Steve Johnson, a vice president at Bank of Nevada, decided to take a chance on Grape Expectations. Johnson said he loaned money to the business after he saw the due diligence Peters had performed.

"I thought it was kind of a crazy idea, but Charlie was very prepared with his business plan," Johnson said. "It wasn't something he just thought of a month ago. He planned it for years."

All that effort paid off in June, when Grape Expectations opened in 3,200 square feet at 1971 Whitney Mesa Drive. Peters gave up his job overseeing food-and-beverage functions at Cascata, a golf course in Boulder City, to work on the business full time. His wife, Patty, helps out when she's not on the job as a certification specialist with the Las Vegas Metropolitan Police Department.

Customers who visit Grape Expectations will begin on the ground floor of the wine-making process, choosing red or white California grapes from the Amador, Mendocino, Lake County, Sonoma and Lodi areas. When patrons arrive to make their wine, they'll find 756 pounds of grapes waiting; they'll load the fruit into a crusher and destemmer, and pump the resulting product into fermentation tubs. Another pressing follows a week or two later, and the wine is then loaded into a 53-gallon barrel for eight months of aging. Each barrel yields 240 bottles of wine, which customers can adorn with personalized labels. The price: about $2,100 per barrel, or $8.70 a bottle. Peters also offers half-barrel options, and customers can band together in groups to defray the cost, he said.

Peters' goal is to sell 300 barrels of wine by summer 2008. He's marketing to corporations looking for team-building activities and to wedding parties, among other potential customers. He plans to limit the company's output "to keep the experience very intimate."

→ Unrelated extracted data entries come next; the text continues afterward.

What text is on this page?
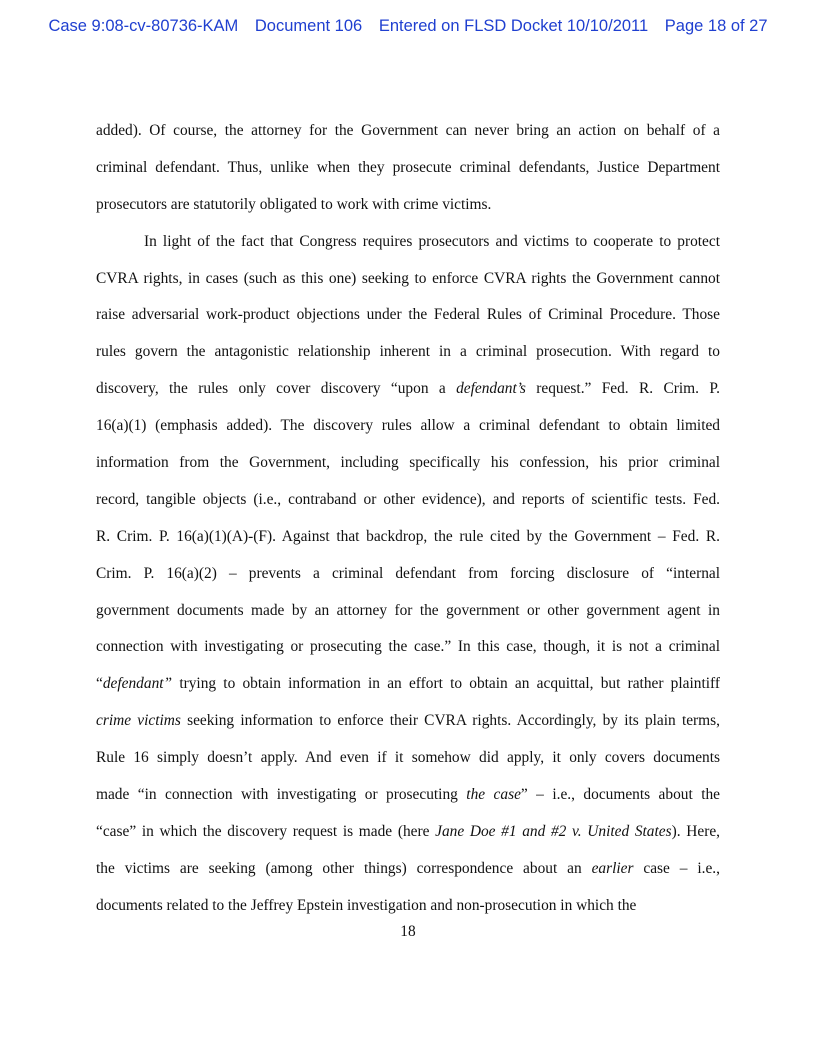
Case 9:08-cv-80736-KAM Document 106 Entered on FLSD Docket 10/10/2011 Page 18 of 27
added). Of course, the attorney for the Government can never bring an action on behalf of a
criminal defendant. Thus, unlike when they prosecute criminal defendants, Justice Department
prosecutors are statutorily obligated to work with crime victims.
In light of the fact that Congress requires prosecutors and victims to cooperate to protect
CVRA rights, in cases (such as this one) seeking to enforce CVRA rights the Government cannot
raise adversarial work-product objections under the Federal Rules of Criminal Procedure. Those
rules govern the antagonistic relationship inherent in a criminal prosecution. With regard to
discovery, the rules only cover discovery “upon a defendant’s request.” Fed. R. Crim. P.
16(a)(1) (emphasis added). The discovery rules allow a criminal defendant to obtain limited
information from the Government, including specifically his confession, his prior criminal
record, tangible objects (i.e., contraband or other evidence), and reports of scientific tests. Fed.
R. Crim. P. 16(a)(1)(A)-(F). Against that backdrop, the rule cited by the Government – Fed. R.
Crim. P. 16(a)(2) – prevents a criminal defendant from forcing disclosure of “internal
government documents made by an attorney for the government or other government agent in
connection with investigating or prosecuting the case.” In this case, though, it is not a criminal
“defendant” trying to obtain information in an effort to obtain an acquittal, but rather plaintiff
crime victims seeking information to enforce their CVRA rights. Accordingly, by its plain terms,
Rule 16 simply doesn’t apply. And even if it somehow did apply, it only covers documents
made “in connection with investigating or prosecuting the case” – i.e., documents about the
“case” in which the discovery request is made (here Jane Doe #1 and #2 v. United States). Here,
the victims are seeking (among other things) correspondence about an earlier case – i.e.,
documents related to the Jeffrey Epstein investigation and non-prosecution in which the
18
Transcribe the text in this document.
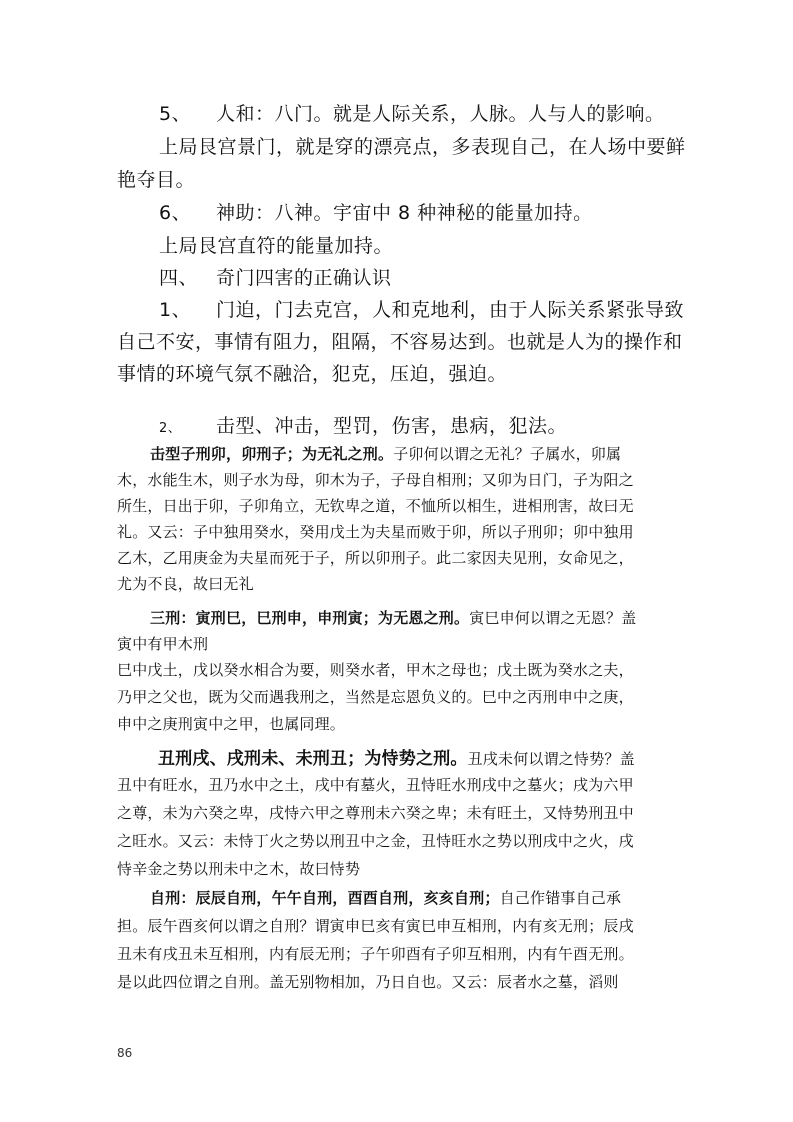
5、 人和：八门。就是人际关系，人脉。人与人的影响。
上局艮宫景门，就是穿的漂亮点，多表现自己，在人场中要鲜
艳夺目。
6、 神助：八神。宇宙中 8 种神秘的能量加持。
上局艮宫直符的能量加持。
四、 奇门四害的正确认识
1、 门迫，门去克宫，人和克地利，由于人际关系紧张导致
自己不安，事情有阻力，阻隔，不容易达到。也就是人为的操作和
事情的环境气氛不融洽，犯克，压迫，强迫。
2、 击型、冲击，型罚，伤害，患病，犯法。
击型子刑卯，卯刑子；为无礼之刑。子卯何以谓之无礼？子属水，卯属
木，水能生木，则子水为母，卯木为子，子母自相刑；又卯为日门，子为阳之
所生，日出于卯，子卯角立，无钦卑之道，不恤所以相生，进相刑害，故曰无
礼。又云：子中独用癸水，癸用戊土为夫星而败于卯，所以子刑卯；卯中独用
乙木，乙用庚金为夫星而死于子，所以卯刑子。此二家因夫见刑，女命见之，
尤为不良，故曰无礼
三刑：寅刑巳，巳刑申，申刑寅；为无恩之刑。寅巳申何以谓之无恩？盖
寅中有甲木刑
巳中戊土，戊以癸水相合为要，则癸水者，甲木之母也；戊土既为癸水之夫，
乃甲之父也，既为父而遇我刑之，当然是忘恩负义的。巳中之丙刑申中之庚，
申中之庚刑寅中之甲，也属同理。
丑刑戌、戌刑未、未刑丑；为恃势之刑。丑戌未何以谓之恃势？盖
丑中有旺水，丑乃水中之土，戌中有墓火，丑恃旺水刑戌中之墓火；戌为六甲
之尊，未为六癸之卑，戌恃六甲之尊刑未六癸之卑；未有旺土，又恃势刑丑中
之旺水。又云：未恃丁火之势以刑丑中之金，丑恃旺水之势以刑戌中之火，戌
恃辛金之势以刑未中之木，故曰恃势
自刑：辰辰自刑，午午自刑，酉酉自刑，亥亥自刑；自己作错事自己承
担。辰午酉亥何以谓之自刑？谓寅申巳亥有寅巳申互相刑，内有亥无刑；辰戌
丑未有戌丑未互相刑，内有辰无刑；子午卯酉有子卯互相刑，内有午酉无刑。
是以此四位谓之自刑。盖无别物相加，乃日自也。又云：辰者水之墓，滔则
86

Most of Grape Expectations' customers thus far have been friends and family of the Peterses, but the wine school could have some new visitors soon.

Schneider said he'd "definitely" try making his own wine, and Johnson said he's considering taking his department at Bank of Nevada to Grape Expectations for a corporate function. Schneider also expects a spate of lobbyists, attorneys and other professionals to hold wine-making parties, complete with hors d'oeuvres.

"It's really going to be a lot of fun for a lot of people," Schneider said. "I think Charlie's going to be a huge success once people find out about Grape Expectations."